Wall Street banks prepare for round-the-clock stock trading, reluctantly

A seismic shift toward continuous stock trading is transforming US financial markets, yet major Wall Street institutions are approaching this revolution with significant reservations. The impending reality of near-24-hour weekday trading, accelerated by regulatory changes and exchange initiatives, faces substantial resistance from banking giants concerned about operational risks and questionable returns.

Nasdaq’s recent regulatory filing to enable 23-hour daily trading sessions represents the most concrete step toward nonstop markets, following NYSE Arca’s approved proposal for 22-hour trading. This structural transformation, targeted for full implementation by late 2026, responds to growing global investor demand for extended access to US markets but introduces complex challenges for market intermediaries.
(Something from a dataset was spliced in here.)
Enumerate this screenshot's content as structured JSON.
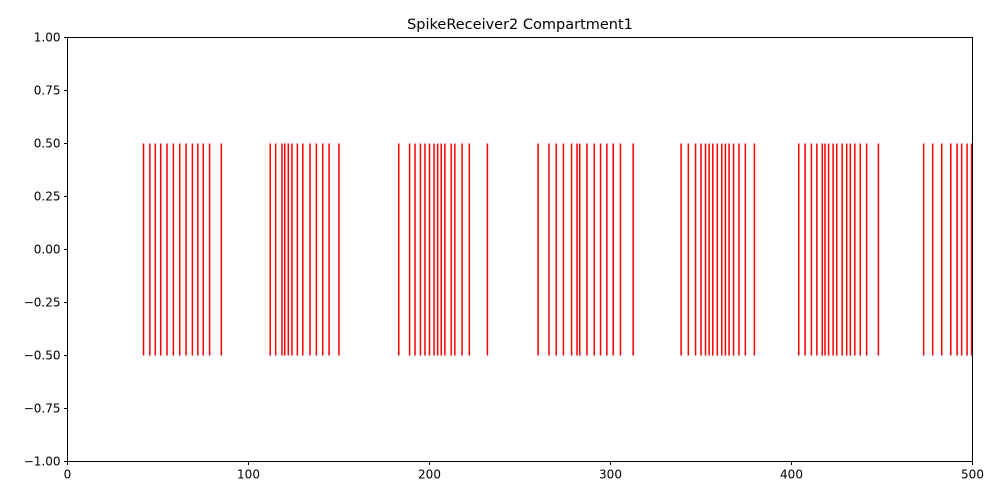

Senior executives from JPMorgan, Bank of America, and Morgan Stanley express deep concerns regarding the multibillion-dollar infrastructure investments required. The necessity for enhanced risk management systems, overnight staffing, and technological upgrades presents substantial financial commitments without clear revenue projections. As one analyst noted, institutions perceive this primarily as an operational burden rather than a profit opportunity.

Critical risk factors include potentially inadequate overnight liquidity, which could exacerbate volatility and widen bid-ask spreads during extended sessions. Bank of America’s Sonali Theisen emphasized the imperative for robust investor protections before market-wide implementation, highlighting concerns about managing market-moving events outside traditional hours.

Proponents argue that extended hours will benefit international investors and improve market accessibility. Retail brokerage Robinhood anticipates full market participation within years, while Citadel Securities committed to meeting investor demand regardless of timing. However, skeptics question the immediate viability, with Citigroup’s Michael Masone projecting meaningful adoption might not materialize until 2027-2028.

The Depository Trust & Clearing Corporation’s parallel development of continuous clearing capabilities, combined with necessary updates to securities information processors, creates the technical foundation for this transformation. Industry projections suggest 1-10% of total equity volume could eventually migrate to extended sessions, potentially creating a multibillion-dollar segment—though not without overcoming substantial operational hurdles first.